LUSA 11/28/2025

Lusa - Business News - Portugal: State in top 6 with spending on pensions related to GDP - OECD

Lisbon, Nov. 27, 2025 (Lusa) - State spending on pensions currently accounts for 13% of GDP in Portugal, on a par with countries such as Austria (14.8%), France (13.8%) and Finland (13.7%), according to an OECD report released on Thursday.

In these three countries, state pensions account for between a quarter and a third of total public expenditure. In Portugal, they currently account for 27.3% of expenditure, according to the study "Pensions at a glance 2025" by the Organisation for Economic Co-operation and Development (OECD).

Greece and Italy are the OECD countries where pensions account for the largest share of state spending, reaching around 16% of GDP.

At the other end of the scale are Australia, Chile, Iceland, Ireland and South Korea, with spending on pensions below 4% of GDP, albeit for different reasons.

While Chile and Ireland have relatively young populations, in Australia and Iceland a significant portion of pensions is supported by private schemes and the retirement age, at 67 years old, is considered "high".

In Korea, the public social security system is "not yet consolidated" as it was only established in 1988.

On average, public pensions expenditure in the 38 OECD countries increased from 6.7% to 8.1% of GDP between 2000 and 2024, the last year analysed in the report.

However, in Portugal, Finland, Greece, Mexico and Spain, spending has risen by more than four percentage points of GDP since 2000, and by between two and four percentage points in Italy, Japan, Korea and Turkey.

In Portugal, the increase was around five percentage points of GDP, rising from 7.8% in 2000 to the current 13% of GDP.

On the other hand, public spending fell by more than one percentage point in Australia, Chile and Latvia, with Germany, Ireland, Lithuania and the United Kingdom also showing slight declines.

Despite the pressure of an ageing population, public spending on pensions is stable in 15 countries: Canada, Estonia, Germany, Hungary, Iceland, Ireland, Israel, Lithuania, the Netherlands, New Zealand, Poland, Slovenia, Sweden, Switzerland and the United Kingdom.

By 2050, the OECD forecasts that public pension expenditure will grow by between 8.8% and 10% of GDP on average across all 32 OECD countries.

In the EU27, it is projected to rise from 9.9% of GDP in 2023 to 10.9% of GDP in 2050, despite an estimated 69% increase in the number of people over 65 years old.

Portugal (-2.8 percentage points) and Italy (-1.7 percentage points) are the two countries expected to see the largest declines in public pension expenditure between 2050 and 2060, the cut-off year for OECD projections.

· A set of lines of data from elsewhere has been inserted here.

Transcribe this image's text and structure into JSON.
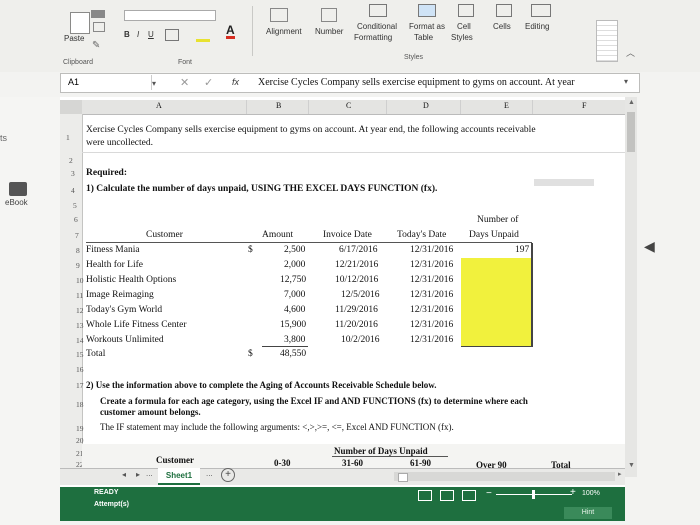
{
  "ribbon": {
    "paste": "Paste",
    "font_buttons": [
      "B",
      "I",
      "U"
    ],
    "alignment": "Alignment",
    "number": "Number",
    "conditional_formatting_1": "Conditional",
    "conditional_formatting_2": "Formatting",
    "format_as_table_1": "Format as",
    "format_as_table_2": "Table",
    "cell_styles_1": "Cell",
    "cell_styles_2": "Styles",
    "cells": "Cells",
    "editing": "Editing",
    "groups": {
      "clipboard": "Clipboard",
      "font": "Font",
      "styles": "Styles"
    }
  },
  "left_panel": {
    "item1": "ts",
    "ebook": "eBook"
  },
  "formula_bar": {
    "name_box": "A1",
    "fx": "fx",
    "content": "Xercise Cycles Company sells exercise equipment to gyms on account. At year"
  },
  "columns": [
    "A",
    "B",
    "C",
    "D",
    "E",
    "F"
  ],
  "sheet": {
    "row1_line1": "Xercise Cycles Company sells exercise equipment to gyms on account. At year end, the following accounts receivable",
    "row1_line2": "were uncollected.",
    "required": "Required:",
    "q1": "1) Calculate the number of days unpaid, USING THE EXCEL DAYS FUNCTION (fx).",
    "hdr_customer": "Customer",
    "hdr_amount": "Amount",
    "hdr_invoice": "Invoice Date",
    "hdr_today": "Today's Date",
    "hdr_days_1": "Number of",
    "hdr_days_2": "Days Unpaid",
    "dollar": "$",
    "rows": [
      {
        "customer": "Fitness Mania",
        "amount": "2,500",
        "invoice": "6/17/2016",
        "today": "12/31/2016",
        "days": "197"
      },
      {
        "customer": "Health for Life",
        "amount": "2,000",
        "invoice": "12/21/2016",
        "today": "12/31/2016",
        "days": ""
      },
      {
        "customer": "Holistic Health Options",
        "amount": "12,750",
        "invoice": "10/12/2016",
        "today": "12/31/2016",
        "days": ""
      },
      {
        "customer": "Image Reimaging",
        "amount": "7,000",
        "invoice": "12/5/2016",
        "today": "12/31/2016",
        "days": ""
      },
      {
        "customer": "Today's Gym World",
        "amount": "4,600",
        "invoice": "11/29/2016",
        "today": "12/31/2016",
        "days": ""
      },
      {
        "customer": "Whole Life Fitness Center",
        "amount": "15,900",
        "invoice": "11/20/2016",
        "today": "12/31/2016",
        "days": ""
      },
      {
        "customer": "Workouts Unlimited",
        "amount": "3,800",
        "invoice": "10/2/2016",
        "today": "12/31/2016",
        "days": ""
      }
    ],
    "total_label": "Total",
    "total_amount": "48,550",
    "q2": "2) Use the information above to complete the Aging of Accounts Receivable Schedule below.",
    "q18_line1": "Create a formula for each age category, using the Excel IF and AND FUNCTIONS (fx) to determine where each",
    "q18_line2": "customer amount belongs.",
    "q19": "The IF statement may include the following arguments: <,>,>=, <=, Excel AND FUNCTION (fx).",
    "aging_title": "Number of Days Unpaid",
    "aging_customer": "Customer",
    "aging_cols": [
      "0-30",
      "31-60",
      "61-90",
      "Over 90",
      "Total"
    ]
  },
  "row_numbers": [
    "1",
    "2",
    "3",
    "4",
    "5",
    "6",
    "7",
    "8",
    "9",
    "10",
    "11",
    "12",
    "13",
    "14",
    "15",
    "16",
    "17",
    "18",
    "19",
    "20",
    "21",
    "22"
  ],
  "tabs": {
    "sheet1": "Sheet1",
    "ellipsis": "..."
  },
  "status": {
    "ready": "READY",
    "attempts": "Attempt(s)",
    "zoom": "100%",
    "hint": "Hint"
  }
}
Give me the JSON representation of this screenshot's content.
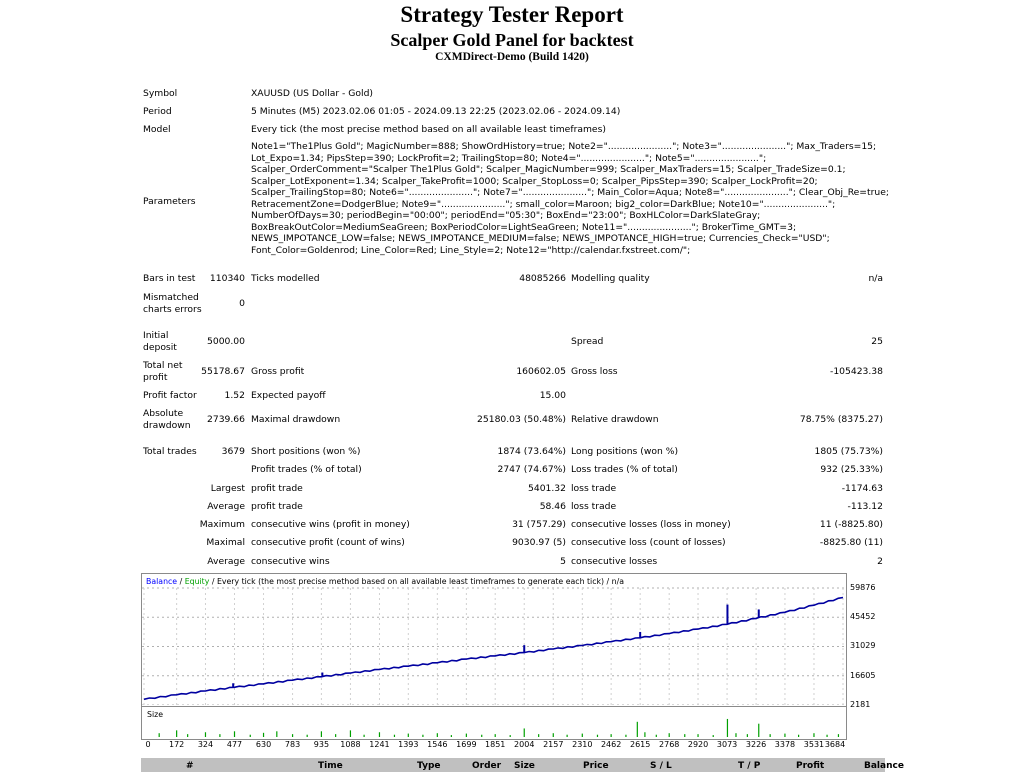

According to the report, private pension schemes are mandatory or achieve "near-universal coverage through labour relations agreements" in less than a third of the 38 OECD countries.

In the rest, voluntary private pensions are set up on an individual basis or are offered by the employer, meaning that "about half of OECD countries have private pensions" of some importance.

Iceland, Switzerland and the United States have the "highest flows of private pension payments", accounting for 5.2% and 5.7% of GDP. They are followed by Australia, Canada, the Netherlands and the United Kingdom, accounting for 3% to 4.5% of GDP, and Japan with 2.7% of GDP.

In Portugal, private pensions account for only 0.3% of GDP, one of the lowest figures among OECD countries.

In Iceland, private pensions account for 64% of total pension expenditure, while in Australia, Switzerland and the United States they account for 50% of the total. On average, the figure is 18% of total expenditure.

Total expenditure on both public and private pension schemes is highest in Italy, reaching 16.6% of GDP. Greece follows with 16.3%, Austria with 14.6% and France with 13.7%. In Portugal, it is 13.3% of GDP.

The average among OECD countries is 9.4% of GDP, with the lowest levels in Ireland, at 3.8% of GDP, and Korea, at 4.7%.